Mikhail KhodarIonok defendeu que país precisa de mais senso de realidade em operações na Ucrânia

  • Por Jovem Pan
  • 18/05/2022 18h57
Alexander NEMENOV / AFP desfile Rússia Rússia tem tido dificuldades para atingir seus objetivos militares na Ucrânia

O analista militar e coronel aposentado do exército da Rússia Mikhail Khodarionok conseguiu furar a censura da TV estatal russa e fazer um comentário franco sobre a guerra que Moscou trava na Ucrânia: o país comandado por Vladimir Putin ainda pode sofrer muito na guerra e os ucranianos devem continuar se mobilizando, com auxílio das nações da Europa e América do Norte. “Você não deve engolir informações tranquilizantes”, disse Mikhail Khodarionok, um coronel aposentado, em participação no talk show “60 Minutes” do canal Rossiya-1, apresentado por Olga Skabeieva, uma das jornalistas mais pró-Kremlin da televisão. “A situação, francamente falando, vai piorar para nós”, disse Khodarionok, um convidado regular da TV estatal.

“O desejo de defender a pátria existe na Ucrânia e eles [ucranianos] pretendem lutar até o fim”, disse Khodarionok, para quem os ucranianos podem recrutar até um milhão de homens para lutar.  “O principal em nosso negócio é ter um senso de realidade político-militar: se você for além disso, a realidade da história o atingirá com tanta força que você não saberá o que o acertou.
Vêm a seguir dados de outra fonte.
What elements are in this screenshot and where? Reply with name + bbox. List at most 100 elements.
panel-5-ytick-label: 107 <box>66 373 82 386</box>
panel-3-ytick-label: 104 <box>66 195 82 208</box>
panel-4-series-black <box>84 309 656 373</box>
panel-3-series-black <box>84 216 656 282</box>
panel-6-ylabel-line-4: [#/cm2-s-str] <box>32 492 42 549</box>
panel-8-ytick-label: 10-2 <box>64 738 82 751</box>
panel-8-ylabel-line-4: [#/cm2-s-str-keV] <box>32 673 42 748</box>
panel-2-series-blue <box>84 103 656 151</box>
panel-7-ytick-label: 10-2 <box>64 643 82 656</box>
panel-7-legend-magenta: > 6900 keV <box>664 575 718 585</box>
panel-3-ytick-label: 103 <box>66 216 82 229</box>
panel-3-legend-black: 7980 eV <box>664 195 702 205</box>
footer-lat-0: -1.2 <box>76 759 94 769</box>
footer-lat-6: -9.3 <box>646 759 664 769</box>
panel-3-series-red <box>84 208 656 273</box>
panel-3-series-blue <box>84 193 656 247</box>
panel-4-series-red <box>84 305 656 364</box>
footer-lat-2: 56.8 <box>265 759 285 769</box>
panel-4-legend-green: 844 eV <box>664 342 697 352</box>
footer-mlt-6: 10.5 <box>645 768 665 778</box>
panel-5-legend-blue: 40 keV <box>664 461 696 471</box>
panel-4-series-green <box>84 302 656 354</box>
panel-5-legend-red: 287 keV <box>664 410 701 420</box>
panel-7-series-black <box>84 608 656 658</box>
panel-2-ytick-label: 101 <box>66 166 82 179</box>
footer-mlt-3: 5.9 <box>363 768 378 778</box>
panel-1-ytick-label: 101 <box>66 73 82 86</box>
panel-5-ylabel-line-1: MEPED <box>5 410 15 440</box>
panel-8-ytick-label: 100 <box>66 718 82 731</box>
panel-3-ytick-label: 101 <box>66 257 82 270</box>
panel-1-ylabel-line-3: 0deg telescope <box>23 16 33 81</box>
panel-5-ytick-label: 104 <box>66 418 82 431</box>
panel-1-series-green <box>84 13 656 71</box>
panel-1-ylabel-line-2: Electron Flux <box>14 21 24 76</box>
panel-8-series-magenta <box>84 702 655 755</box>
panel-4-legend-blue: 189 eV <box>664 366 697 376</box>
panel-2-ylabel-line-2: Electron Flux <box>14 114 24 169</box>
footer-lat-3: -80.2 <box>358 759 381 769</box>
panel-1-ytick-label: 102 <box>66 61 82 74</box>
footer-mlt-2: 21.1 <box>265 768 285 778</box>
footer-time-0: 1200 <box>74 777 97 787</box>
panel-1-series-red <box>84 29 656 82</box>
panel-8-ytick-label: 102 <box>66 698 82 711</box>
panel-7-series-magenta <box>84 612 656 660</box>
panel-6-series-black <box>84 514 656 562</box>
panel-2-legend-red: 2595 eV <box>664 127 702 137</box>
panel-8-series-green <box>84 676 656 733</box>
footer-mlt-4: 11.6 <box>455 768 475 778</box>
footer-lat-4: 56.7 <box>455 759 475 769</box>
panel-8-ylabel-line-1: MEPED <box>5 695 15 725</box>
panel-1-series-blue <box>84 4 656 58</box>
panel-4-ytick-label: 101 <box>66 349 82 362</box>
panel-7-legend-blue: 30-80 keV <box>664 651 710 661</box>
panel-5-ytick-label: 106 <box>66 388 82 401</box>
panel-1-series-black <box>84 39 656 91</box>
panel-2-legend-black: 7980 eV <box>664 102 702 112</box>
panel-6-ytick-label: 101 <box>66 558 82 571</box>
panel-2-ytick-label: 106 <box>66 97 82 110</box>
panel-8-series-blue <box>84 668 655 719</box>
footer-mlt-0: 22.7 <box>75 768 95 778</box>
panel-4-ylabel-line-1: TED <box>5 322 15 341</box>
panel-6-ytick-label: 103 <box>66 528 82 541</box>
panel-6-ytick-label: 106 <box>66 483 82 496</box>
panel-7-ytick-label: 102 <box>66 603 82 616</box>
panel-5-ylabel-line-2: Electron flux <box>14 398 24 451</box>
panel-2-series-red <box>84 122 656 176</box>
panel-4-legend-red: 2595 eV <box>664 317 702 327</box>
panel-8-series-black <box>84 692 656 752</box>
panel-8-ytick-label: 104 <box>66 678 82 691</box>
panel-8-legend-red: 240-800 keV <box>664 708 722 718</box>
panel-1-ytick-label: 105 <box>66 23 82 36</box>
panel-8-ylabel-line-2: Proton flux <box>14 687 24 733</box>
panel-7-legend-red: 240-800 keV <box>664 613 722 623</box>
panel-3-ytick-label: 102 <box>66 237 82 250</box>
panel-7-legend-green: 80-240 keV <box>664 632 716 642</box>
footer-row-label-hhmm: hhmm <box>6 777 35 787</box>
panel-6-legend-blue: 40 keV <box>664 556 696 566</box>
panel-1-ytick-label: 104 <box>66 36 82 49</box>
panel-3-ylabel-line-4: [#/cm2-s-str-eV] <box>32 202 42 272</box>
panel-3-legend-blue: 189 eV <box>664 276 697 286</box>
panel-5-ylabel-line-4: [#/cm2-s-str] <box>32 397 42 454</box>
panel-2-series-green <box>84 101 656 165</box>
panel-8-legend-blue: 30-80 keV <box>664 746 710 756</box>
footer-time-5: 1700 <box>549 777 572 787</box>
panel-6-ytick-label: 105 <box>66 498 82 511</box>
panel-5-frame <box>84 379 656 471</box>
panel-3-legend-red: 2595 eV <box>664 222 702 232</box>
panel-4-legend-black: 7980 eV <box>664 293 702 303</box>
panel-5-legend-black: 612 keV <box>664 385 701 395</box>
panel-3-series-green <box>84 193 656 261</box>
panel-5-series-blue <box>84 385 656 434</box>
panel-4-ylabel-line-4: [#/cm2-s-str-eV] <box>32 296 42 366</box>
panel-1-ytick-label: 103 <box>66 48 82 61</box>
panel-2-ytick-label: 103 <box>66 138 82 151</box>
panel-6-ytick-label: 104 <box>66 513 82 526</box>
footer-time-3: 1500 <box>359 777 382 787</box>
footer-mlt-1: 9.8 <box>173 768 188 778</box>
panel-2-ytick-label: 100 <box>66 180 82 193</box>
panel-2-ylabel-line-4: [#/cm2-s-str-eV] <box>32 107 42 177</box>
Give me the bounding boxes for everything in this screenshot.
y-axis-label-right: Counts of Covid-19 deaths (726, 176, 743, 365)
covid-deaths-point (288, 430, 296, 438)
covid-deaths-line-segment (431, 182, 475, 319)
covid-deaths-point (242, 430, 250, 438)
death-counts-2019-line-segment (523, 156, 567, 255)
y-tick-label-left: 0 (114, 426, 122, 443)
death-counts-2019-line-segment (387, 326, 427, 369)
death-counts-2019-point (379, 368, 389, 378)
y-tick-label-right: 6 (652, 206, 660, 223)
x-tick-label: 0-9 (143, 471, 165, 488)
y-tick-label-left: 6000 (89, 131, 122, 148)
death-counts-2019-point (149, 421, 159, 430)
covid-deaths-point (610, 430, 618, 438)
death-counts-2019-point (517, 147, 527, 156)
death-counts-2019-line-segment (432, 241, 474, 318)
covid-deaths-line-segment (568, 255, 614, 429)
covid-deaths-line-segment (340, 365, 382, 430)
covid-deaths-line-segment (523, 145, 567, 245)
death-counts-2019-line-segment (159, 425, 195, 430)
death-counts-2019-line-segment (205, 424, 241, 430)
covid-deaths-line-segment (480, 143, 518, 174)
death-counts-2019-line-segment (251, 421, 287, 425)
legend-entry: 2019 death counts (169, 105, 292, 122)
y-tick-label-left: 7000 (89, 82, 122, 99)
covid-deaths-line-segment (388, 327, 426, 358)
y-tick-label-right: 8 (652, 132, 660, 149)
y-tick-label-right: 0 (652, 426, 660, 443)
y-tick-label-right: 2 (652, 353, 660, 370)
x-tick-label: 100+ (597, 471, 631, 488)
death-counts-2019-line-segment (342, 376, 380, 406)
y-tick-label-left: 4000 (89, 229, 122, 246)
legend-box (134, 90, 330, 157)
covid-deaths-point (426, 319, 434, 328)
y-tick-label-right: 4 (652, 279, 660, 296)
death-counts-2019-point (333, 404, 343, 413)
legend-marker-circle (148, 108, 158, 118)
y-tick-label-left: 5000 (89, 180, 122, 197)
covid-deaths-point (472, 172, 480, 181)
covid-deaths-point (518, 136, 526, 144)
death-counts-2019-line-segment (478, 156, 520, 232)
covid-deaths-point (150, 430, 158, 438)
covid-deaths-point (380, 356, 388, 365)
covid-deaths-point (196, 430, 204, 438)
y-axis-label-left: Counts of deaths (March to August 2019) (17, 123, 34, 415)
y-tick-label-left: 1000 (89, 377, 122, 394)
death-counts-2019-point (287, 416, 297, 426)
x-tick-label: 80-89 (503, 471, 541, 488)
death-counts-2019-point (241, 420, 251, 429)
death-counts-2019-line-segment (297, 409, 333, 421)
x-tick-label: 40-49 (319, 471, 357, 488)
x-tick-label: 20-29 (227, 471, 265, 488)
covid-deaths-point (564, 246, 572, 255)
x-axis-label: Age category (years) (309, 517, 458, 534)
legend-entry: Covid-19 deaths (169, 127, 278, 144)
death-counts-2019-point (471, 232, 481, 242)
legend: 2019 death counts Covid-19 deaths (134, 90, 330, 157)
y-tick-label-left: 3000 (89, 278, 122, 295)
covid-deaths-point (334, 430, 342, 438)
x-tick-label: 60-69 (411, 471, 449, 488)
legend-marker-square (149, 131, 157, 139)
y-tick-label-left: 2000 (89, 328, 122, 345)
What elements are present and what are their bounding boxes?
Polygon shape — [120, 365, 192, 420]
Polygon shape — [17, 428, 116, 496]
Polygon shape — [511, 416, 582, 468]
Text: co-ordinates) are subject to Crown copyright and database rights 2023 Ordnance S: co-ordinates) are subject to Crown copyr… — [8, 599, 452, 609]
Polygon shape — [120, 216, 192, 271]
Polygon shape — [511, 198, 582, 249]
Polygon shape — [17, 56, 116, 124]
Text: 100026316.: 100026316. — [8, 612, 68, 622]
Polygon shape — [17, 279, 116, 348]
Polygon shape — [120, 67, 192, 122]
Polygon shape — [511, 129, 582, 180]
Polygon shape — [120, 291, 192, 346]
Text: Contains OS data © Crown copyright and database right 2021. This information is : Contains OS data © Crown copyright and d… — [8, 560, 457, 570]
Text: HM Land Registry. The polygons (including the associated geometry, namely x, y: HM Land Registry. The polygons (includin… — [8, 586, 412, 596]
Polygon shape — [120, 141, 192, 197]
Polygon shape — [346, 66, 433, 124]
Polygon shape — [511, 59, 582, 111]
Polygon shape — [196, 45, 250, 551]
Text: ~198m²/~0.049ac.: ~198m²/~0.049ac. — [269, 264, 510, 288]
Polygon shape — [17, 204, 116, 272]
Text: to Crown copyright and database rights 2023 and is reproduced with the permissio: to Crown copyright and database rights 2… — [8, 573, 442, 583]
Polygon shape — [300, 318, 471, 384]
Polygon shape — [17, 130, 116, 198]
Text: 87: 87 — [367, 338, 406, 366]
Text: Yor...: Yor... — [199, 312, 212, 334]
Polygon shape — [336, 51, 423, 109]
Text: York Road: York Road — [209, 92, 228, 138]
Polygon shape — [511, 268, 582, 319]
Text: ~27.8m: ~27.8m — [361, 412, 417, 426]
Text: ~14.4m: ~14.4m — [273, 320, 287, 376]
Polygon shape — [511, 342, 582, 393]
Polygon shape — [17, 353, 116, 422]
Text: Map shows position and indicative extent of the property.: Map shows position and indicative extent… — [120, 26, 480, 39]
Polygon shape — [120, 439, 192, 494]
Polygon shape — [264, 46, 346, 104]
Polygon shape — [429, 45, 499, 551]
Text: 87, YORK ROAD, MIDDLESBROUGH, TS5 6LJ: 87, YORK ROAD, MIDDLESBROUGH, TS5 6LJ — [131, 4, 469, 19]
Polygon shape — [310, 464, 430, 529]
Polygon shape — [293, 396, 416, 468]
A principal deficiência de nossa posição político-militar é que estamos em plena solidão geopolítica e – embora não queiramos admitir – praticamente o mundo inteiro está contra nós, e precisamos sair dessa situação”, alertou o coronel aposentado, que também é colunista do jornal gazeta.ru e formado em uma das academias militares de elite da Rússia. Khodarionok ainda pediu que não fossem feitos ‘acenos com foguetes’ na direção da Finlândia, país que compartilha uma fronteira de 1,3 mil quilômetros com a Rússia e pediu para aderir à Otan – a Rússia citou o medo de que a Ucrânia passasse a integrar a aliança militar ocidental como uma das razões para a invasão.